Global Environment Outlook (GEO) is a series of reports that review the state and direction of the global environment, issued periodically by the United Nations Environment Program (UNEP). The GEO project is a response to the environmental reporting requirements of UN Agenda 21 and to a UNEP Governing Council decision of May 1995.

It was introduced after the 1992 Rio Conference on Environment and Development, at a time when government and stakeholders lacked a common information basis to develop a broad and comprehensive view of environmental issues.

Seven GEO reports have been published to date: GEO-1 in 1997, GEO-2000 (i.e., GEO-2) in 1999, GEO-3 in 2002, GEO-4 in 2007, GEO-5 in 2012, GEO-6 in 2019, and GEO-7 in 2025.

==GEO process==

GEO is a global process conducted by the United Nations Environment Programme (UNEP). Its approach is based on the global integrated environment assessment (IEA), as well as at a regional, national and local levels around the world. The process provides an assessment of the current state of the environment, an evaluation of the effectiveness of policies and actions taken to address environmental issues, and projections of future environmental trends.
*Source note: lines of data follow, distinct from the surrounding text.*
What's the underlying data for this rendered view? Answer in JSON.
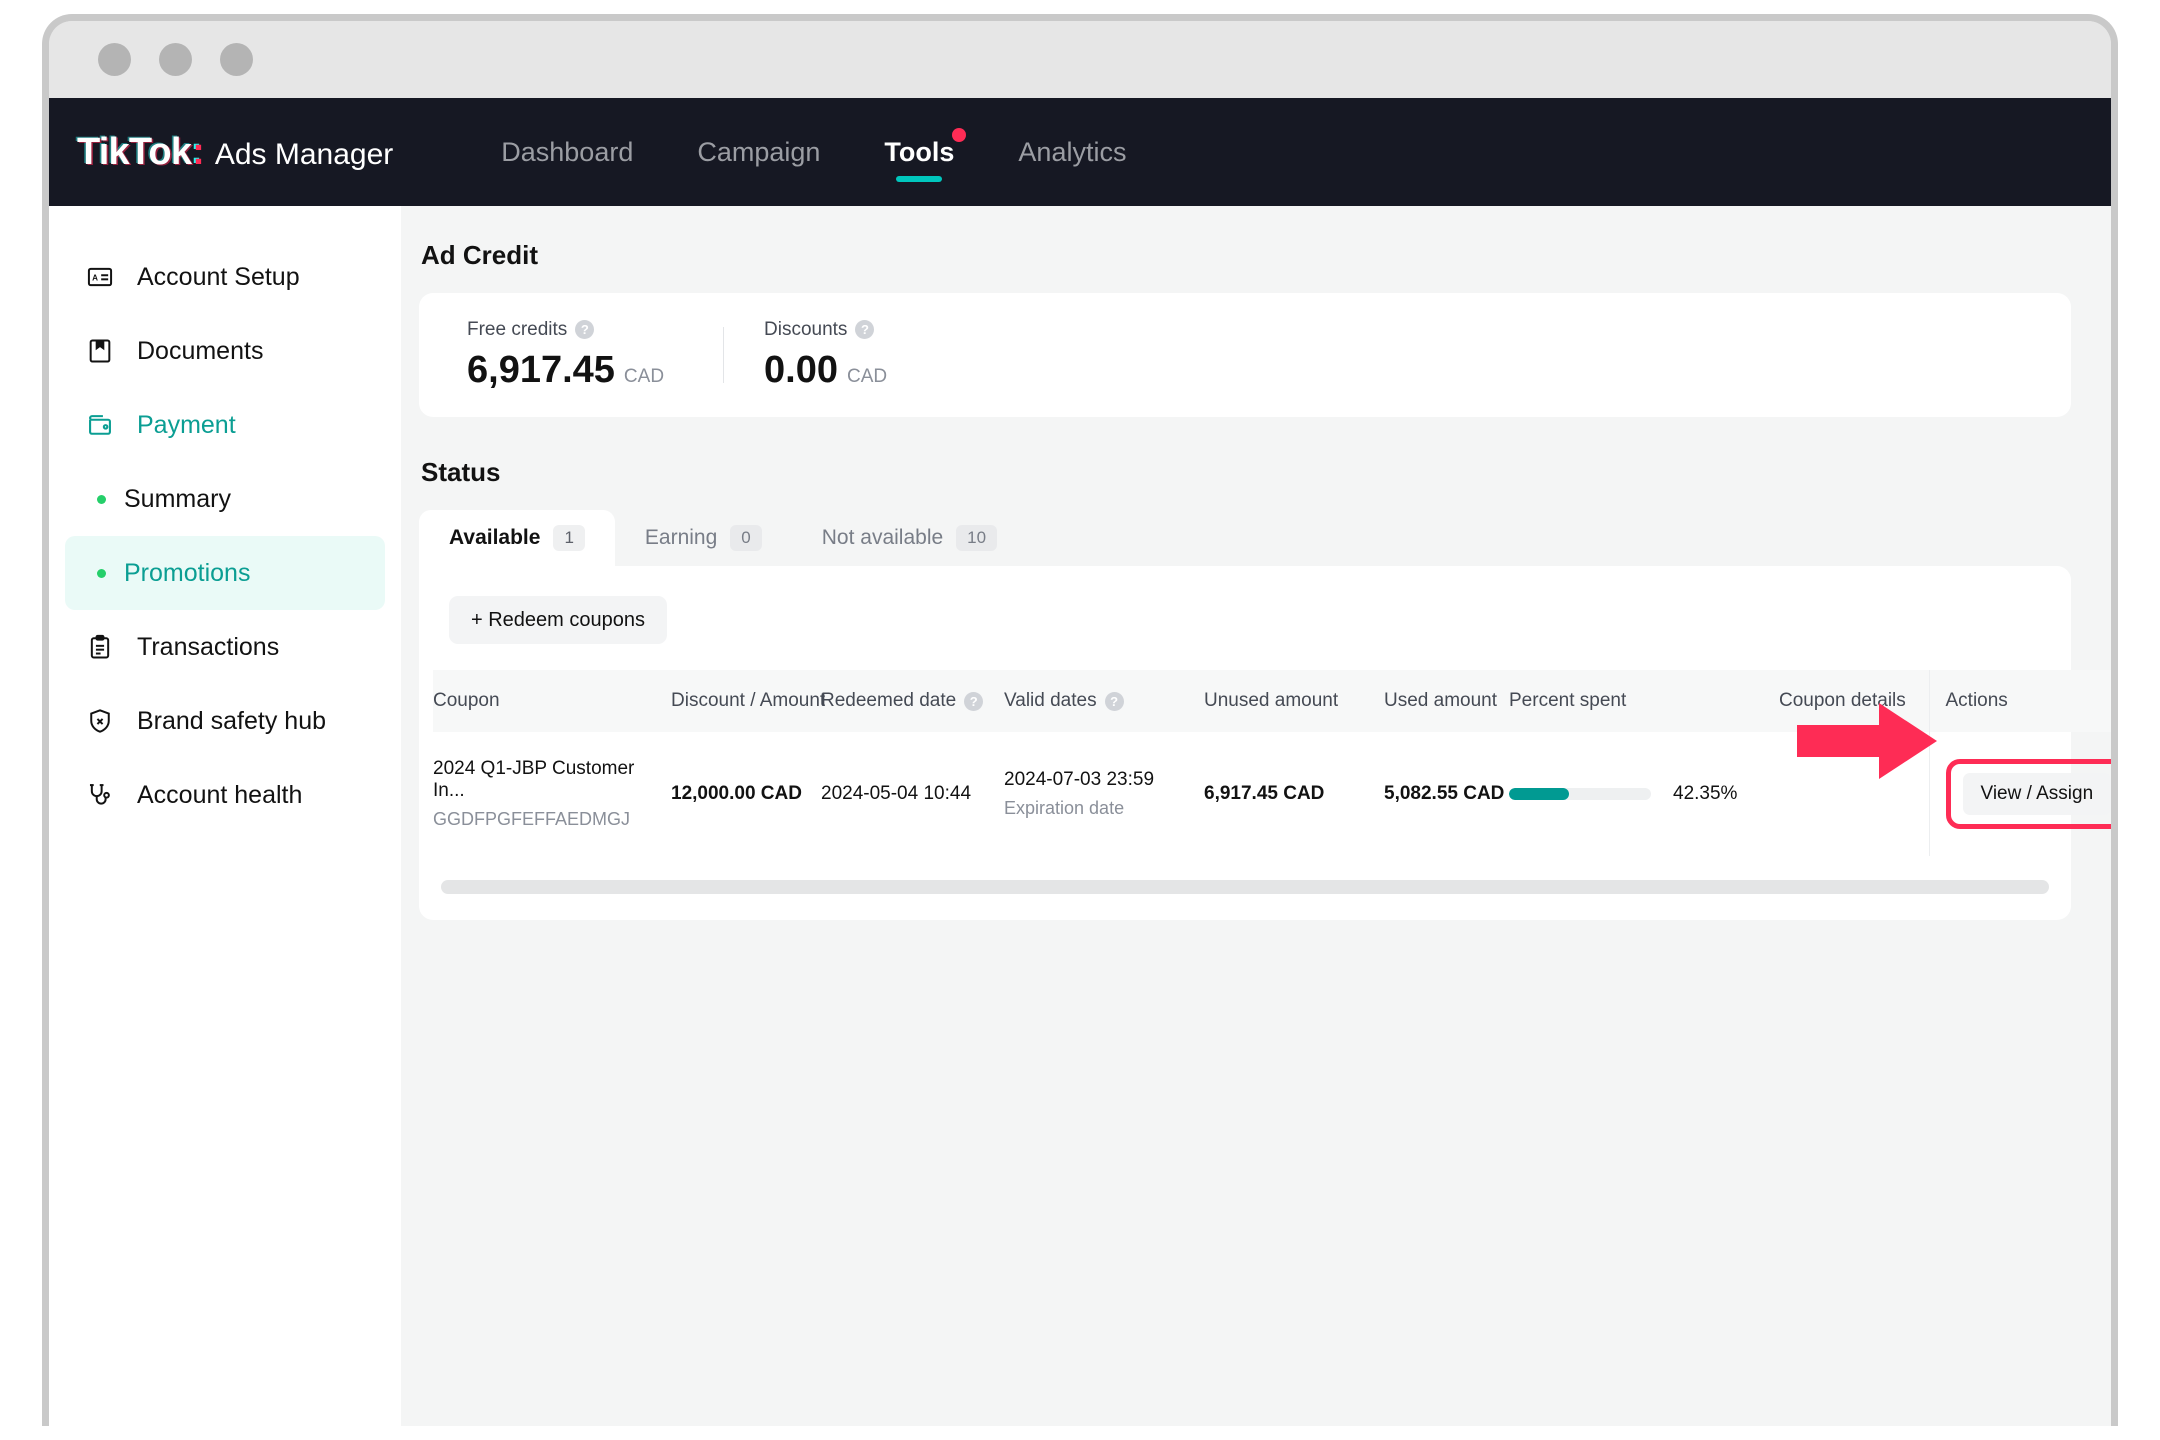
{
  "window": {
    "traffic_lights": [
      "close",
      "minimize",
      "maximize"
    ]
  },
  "brand": {
    "name": "TikTok",
    "colon": ":",
    "product": "Ads Manager"
  },
  "topnav": {
    "items": [
      {
        "label": "Dashboard",
        "active": false,
        "badge": false
      },
      {
        "label": "Campaign",
        "active": false,
        "badge": false
      },
      {
        "label": "Tools",
        "active": true,
        "badge": true
      },
      {
        "label": "Analytics",
        "active": false,
        "badge": false
      }
    ]
  },
  "sidebar": {
    "items": [
      {
        "label": "Account Setup",
        "icon": "id-card-icon",
        "active": false
      },
      {
        "label": "Documents",
        "icon": "bookmark-document-icon",
        "active": false
      },
      {
        "label": "Payment",
        "icon": "wallet-icon",
        "active": true
      },
      {
        "label": "Summary",
        "icon": "bullet-icon",
        "active": false,
        "sub": true
      },
      {
        "label": "Promotions",
        "icon": "bullet-icon",
        "active": true,
        "sub": true
      },
      {
        "label": "Transactions",
        "icon": "clipboard-icon",
        "active": false
      },
      {
        "label": "Brand safety hub",
        "icon": "shield-x-icon",
        "active": false
      },
      {
        "label": "Account health",
        "icon": "stethoscope-icon",
        "active": false
      }
    ]
  },
  "ad_credit": {
    "title": "Ad Credit",
    "free_credits": {
      "label": "Free credits",
      "value": "6,917.45",
      "currency": "CAD"
    },
    "discounts": {
      "label": "Discounts",
      "value": "0.00",
      "currency": "CAD"
    }
  },
  "status": {
    "title": "Status",
    "tabs": [
      {
        "label": "Available",
        "count": "1",
        "active": true
      },
      {
        "label": "Earning",
        "count": "0",
        "active": false
      },
      {
        "label": "Not available",
        "count": "10",
        "active": false
      }
    ],
    "redeem_button": "+ Redeem coupons"
  },
  "table": {
    "columns": [
      {
        "label": "Coupon",
        "help": false
      },
      {
        "label": "Discount / Amount",
        "help": false
      },
      {
        "label": "Redeemed date",
        "help": true
      },
      {
        "label": "Valid dates",
        "help": true
      },
      {
        "label": "Unused amount",
        "help": false
      },
      {
        "label": "Used amount",
        "help": false
      },
      {
        "label": "Percent spent",
        "help": false
      },
      {
        "label": "Coupon details",
        "help": false
      },
      {
        "label": "Actions",
        "help": false
      }
    ],
    "rows": [
      {
        "coupon_name": "2024 Q1-JBP Customer In...",
        "coupon_code": "GGDFPGFEFFAEDMGJ",
        "discount_amount": "12,000.00 CAD",
        "redeemed_date": "2024-05-04 10:44",
        "valid_date": "2024-07-03 23:59",
        "valid_date_sub": "Expiration date",
        "unused_amount": "6,917.45 CAD",
        "used_amount": "5,082.55 CAD",
        "percent_spent": "42.35%",
        "percent_spent_value": 42.35,
        "coupon_details": "",
        "action_label": "View / Assign"
      }
    ]
  },
  "colors": {
    "brand_teal": "#00c6bd",
    "brand_pink": "#fe2c55",
    "nav_background": "#161823",
    "accent_green": "#0b9e93",
    "progress_fill": "#019a92",
    "highlight": "#fe2c55"
  }
}
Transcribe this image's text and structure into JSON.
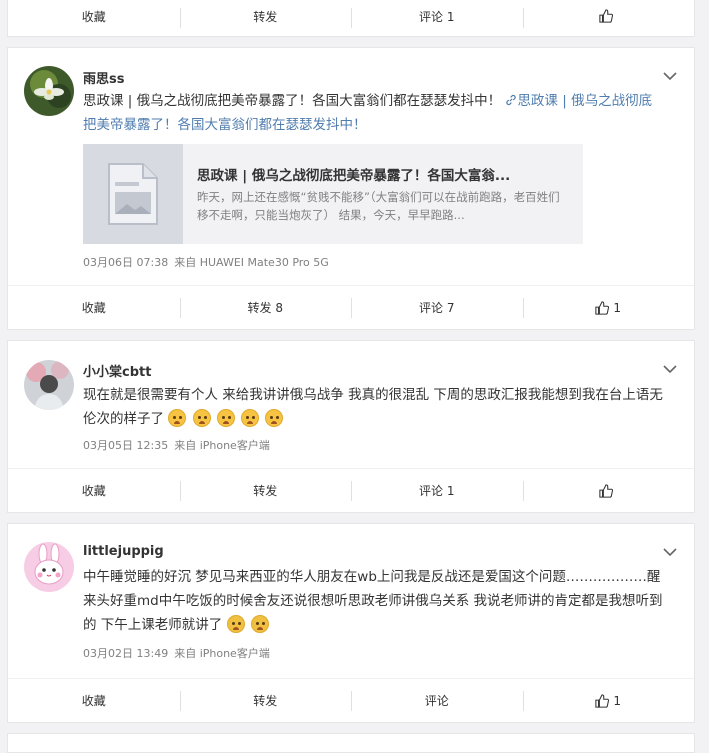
{
  "top_actions": {
    "collect": "收藏",
    "repost": "转发",
    "comment": "评论 1",
    "like": ""
  },
  "posts": [
    {
      "username": "雨思ss",
      "text": "思政课 | 俄乌之战彻底把美帝暴露了！各国大富翁们都在瑟瑟发抖中！",
      "link_text": "思政课 | 俄乌之战彻底把美帝暴露了！各国大富翁们都在瑟瑟发抖中！",
      "card_title": "思政课 | 俄乌之战彻底把美帝暴露了！各国大富翁...",
      "card_desc": "昨天，网上还在感慨“贫贱不能移”（大富翁们可以在战前跑路，老百姓们移不走啊，只能当炮灰了） 结果，今天，早早跑路...",
      "date": "03月06日 07:38",
      "source": "来自 HUAWEI Mate30 Pro 5G",
      "actions": {
        "collect": "收藏",
        "repost": "转发 8",
        "comment": "评论 7",
        "like": "1"
      }
    },
    {
      "username": "小小棠cbtt",
      "text": "现在就是很需要有个人 来给我讲讲俄乌战争 我真的很混乱 下周的思政汇报我能想到我在台上语无伦次的样子了",
      "date": "03月05日 12:35",
      "source": "来自 iPhone客户端",
      "actions": {
        "collect": "收藏",
        "repost": "转发",
        "comment": "评论 1",
        "like": ""
      }
    },
    {
      "username": "littlejuppig",
      "text": "中午睡觉睡的好沉 梦见马来西亚的华人朋友在wb上问我是反战还是爱国这个问题………………醒来头好重md中午吃饭的时候舍友还说很想听思政老师讲俄乌关系 我说老师讲的肯定都是我想听到的 下午上课老师就讲了",
      "date": "03月02日 13:49",
      "source": "来自 iPhone客户端",
      "actions": {
        "collect": "收藏",
        "repost": "转发",
        "comment": "评论",
        "like": "1"
      }
    }
  ],
  "colors": {
    "link": "#507daf",
    "meta": "#808080",
    "background": "#f2f2f5"
  }
}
This process also includes a review of scientific knowledge which may come from several institutions. This comes from universities and consists of established theories and methods to establish new research. Following that, would be the indigenous Knowledge which focuses on knowledge and information gathered from the local area. Although not as formal as the previous source, it's becoming increasingly recognized for its insight on social-ecological systems. Lastly, there's the technical knowledge which is characterized by statistical data, procedural information, or policy related evaluations. Each category of scientific knowledge is followed up with consultation from a wide range of stakeholders, including governments, non-governmental organizations, and the private sector.

The process is intended to inform policy and decision-making at the national and international levels.

The GEO way of doing a global assessment aims to do the following:

- cover a broad spectrum of issues, including socio-economic aspects.
- adopt global and regional perspectives throughout; and with cross-scale perspectives in mind. The global issues are framed in their regional context in terms of actual policy environments, vulnerabilities, and development issues.
- collaborate and encourage a participatory process. It builds a positive impact from a constantly changing network of individuals and institutions.
- be science-based and policy-relevant. It balances flexibility and structure for its process and concepts.
- cover an analysis of the past, present, and future by recurring on several circuits of data and expertise, namely history, monitoring, modelling, and political science.
- include assessments of policies without being policy-prescriptive.